As you sent it to me doesn't work. As you have it, I don't get any error messages at all. If I take away the first Barrier() I will get error messages and proc IDs (I added >> stderr to the prints b/c Ranger separates stdout and err), but they're still all jumbled up together.

> What I would try, to separate out the memory issues, would be manually
> cleaning each grid after you do, say, 10 sphere:
> 
> for g in pf.h.grids: g.clear_data()

This does nothing, as far as I can tell, to help this problem.

I started looking at when it was crashing, and the answer is that it crashes inconsistently. I mean that if I look at the work cycle by proc, it isn't crashing at the same place every time. I found a spot that it was at least consistently reaching and passing before crashing, and modified my code such that it runs in parallel up to that point, and in 'serial' after that, see below starting at line 44. In terms of samples, which is what i loops over, in strict parallel it generally crashes between 60 and 80. By this I mean, if I "grep 'sample NNNNNN' error.log | wc", between 60 and 80 is the highest number that has 64 copies. Some threads make it far past 80 before dying.

http://paste.enzotools.org/show/69/

To cut off the details here, I'm sorry about that above, in the parallel->serial mode, it runs significantly longer, I got it up to 127 samples before it crashes. However, when it crashed in 'serial' mode, it gave me no error traceback at all, and I don't have the modified traceback turned on. So this may be a different crash entirely. I ssh-ed into one of the nodes during this kind of run, and the memory usage wasn't growing once it entered the spheres phase as far as I could tell.

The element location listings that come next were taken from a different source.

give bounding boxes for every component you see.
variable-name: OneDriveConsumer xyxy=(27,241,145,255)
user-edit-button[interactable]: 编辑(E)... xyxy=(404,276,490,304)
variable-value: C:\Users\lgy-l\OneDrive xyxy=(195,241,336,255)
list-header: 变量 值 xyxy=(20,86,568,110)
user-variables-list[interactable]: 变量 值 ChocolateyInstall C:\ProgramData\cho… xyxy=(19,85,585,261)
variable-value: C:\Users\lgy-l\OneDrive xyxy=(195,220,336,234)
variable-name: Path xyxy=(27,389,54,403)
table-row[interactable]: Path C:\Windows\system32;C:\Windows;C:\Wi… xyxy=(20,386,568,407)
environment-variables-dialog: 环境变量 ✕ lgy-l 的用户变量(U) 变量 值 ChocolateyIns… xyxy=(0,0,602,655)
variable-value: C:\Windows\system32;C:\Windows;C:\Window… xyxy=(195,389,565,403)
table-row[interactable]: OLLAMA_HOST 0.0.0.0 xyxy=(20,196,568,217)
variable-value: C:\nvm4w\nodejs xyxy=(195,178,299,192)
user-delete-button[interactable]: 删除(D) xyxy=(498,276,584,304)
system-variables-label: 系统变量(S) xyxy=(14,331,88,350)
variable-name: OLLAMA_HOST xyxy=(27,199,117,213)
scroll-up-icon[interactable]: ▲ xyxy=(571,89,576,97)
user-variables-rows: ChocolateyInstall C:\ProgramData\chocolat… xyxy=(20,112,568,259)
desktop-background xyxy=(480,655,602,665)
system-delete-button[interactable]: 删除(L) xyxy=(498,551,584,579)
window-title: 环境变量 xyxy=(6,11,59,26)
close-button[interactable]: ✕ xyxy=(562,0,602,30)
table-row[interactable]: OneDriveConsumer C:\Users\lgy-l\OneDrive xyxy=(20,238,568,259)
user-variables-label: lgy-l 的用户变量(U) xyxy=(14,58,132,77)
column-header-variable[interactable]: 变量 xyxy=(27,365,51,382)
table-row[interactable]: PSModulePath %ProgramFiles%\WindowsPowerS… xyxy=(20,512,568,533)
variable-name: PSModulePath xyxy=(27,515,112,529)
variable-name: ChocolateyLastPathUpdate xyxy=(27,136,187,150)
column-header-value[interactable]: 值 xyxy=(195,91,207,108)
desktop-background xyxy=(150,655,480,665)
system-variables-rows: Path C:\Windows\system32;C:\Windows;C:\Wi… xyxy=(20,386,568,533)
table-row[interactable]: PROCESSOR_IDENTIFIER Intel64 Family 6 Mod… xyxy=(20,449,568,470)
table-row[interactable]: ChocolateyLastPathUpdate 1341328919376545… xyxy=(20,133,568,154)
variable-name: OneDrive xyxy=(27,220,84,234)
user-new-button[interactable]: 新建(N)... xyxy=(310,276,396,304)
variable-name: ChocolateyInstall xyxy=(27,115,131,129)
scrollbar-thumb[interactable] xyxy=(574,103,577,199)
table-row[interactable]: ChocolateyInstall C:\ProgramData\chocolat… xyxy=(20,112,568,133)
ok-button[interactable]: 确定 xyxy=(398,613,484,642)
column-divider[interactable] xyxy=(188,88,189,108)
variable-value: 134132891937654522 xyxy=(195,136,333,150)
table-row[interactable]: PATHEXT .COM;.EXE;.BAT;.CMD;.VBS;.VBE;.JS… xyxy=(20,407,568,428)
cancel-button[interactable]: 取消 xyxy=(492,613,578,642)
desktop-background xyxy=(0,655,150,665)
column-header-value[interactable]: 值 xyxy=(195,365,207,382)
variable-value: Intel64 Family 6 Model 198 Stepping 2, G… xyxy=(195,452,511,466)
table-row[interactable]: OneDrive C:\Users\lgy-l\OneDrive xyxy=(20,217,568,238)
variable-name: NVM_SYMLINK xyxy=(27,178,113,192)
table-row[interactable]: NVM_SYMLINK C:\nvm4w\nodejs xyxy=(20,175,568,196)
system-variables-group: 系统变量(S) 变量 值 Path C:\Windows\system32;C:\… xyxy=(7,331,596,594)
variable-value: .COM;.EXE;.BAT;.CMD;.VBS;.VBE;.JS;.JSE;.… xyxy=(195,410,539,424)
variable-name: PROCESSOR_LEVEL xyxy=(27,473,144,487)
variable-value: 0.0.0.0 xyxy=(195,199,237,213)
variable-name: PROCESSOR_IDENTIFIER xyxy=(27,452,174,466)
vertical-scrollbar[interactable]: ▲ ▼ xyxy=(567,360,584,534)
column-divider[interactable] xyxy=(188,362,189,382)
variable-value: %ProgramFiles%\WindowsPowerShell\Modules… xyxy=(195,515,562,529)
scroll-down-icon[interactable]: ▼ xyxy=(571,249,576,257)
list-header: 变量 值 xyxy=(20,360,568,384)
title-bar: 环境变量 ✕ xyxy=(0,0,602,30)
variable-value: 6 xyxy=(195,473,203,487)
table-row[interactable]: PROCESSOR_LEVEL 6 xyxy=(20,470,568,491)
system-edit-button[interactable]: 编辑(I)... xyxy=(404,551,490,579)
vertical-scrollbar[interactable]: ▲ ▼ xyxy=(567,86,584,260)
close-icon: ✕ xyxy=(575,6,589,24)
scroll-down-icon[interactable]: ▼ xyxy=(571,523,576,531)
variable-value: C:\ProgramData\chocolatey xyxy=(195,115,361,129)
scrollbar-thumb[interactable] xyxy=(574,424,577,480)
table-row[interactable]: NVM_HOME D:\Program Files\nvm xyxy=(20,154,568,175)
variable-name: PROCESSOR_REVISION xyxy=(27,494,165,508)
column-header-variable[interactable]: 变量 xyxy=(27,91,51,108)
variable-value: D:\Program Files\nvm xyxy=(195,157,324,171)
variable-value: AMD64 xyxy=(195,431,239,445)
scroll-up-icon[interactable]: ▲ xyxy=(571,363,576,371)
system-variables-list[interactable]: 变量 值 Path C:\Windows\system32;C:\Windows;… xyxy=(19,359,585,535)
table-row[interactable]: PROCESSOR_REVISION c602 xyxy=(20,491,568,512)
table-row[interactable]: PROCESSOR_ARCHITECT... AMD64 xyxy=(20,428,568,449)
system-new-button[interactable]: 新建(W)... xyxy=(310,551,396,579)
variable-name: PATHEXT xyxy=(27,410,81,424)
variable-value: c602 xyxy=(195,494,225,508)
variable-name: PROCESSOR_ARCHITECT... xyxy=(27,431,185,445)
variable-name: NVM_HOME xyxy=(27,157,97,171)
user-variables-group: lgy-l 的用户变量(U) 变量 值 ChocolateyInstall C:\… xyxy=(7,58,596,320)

I ran my code in parallel on my small test dataset and increased the samples high enough such that each task would do many more samples than I'm trying on each L7 task, and that didn't crash.

I tried calling my code many times in a row with small sample sizes on L7, and somewhat encouragingly it crashes around the same time in terms of total samples as with a single high-sample call.

I haven't tried doing this in strict serial yet on L7 because that would take a very long time. Just reading the data would take several hours.

I'm about to try running this code on a different L7 snapshot, to see if it's related to a problem in the particular snapshot I've been working with. I'm not optimistic.

Any other suggestions of what I could try?

Thanks!

 _______________________________________________________
sskory at physics.ucsd.edu           o__  Stephen Skory
http://physics.ucsd.edu/~sskory/ _.>/ _Graduate Student
________________________________(_)_\(_)_______________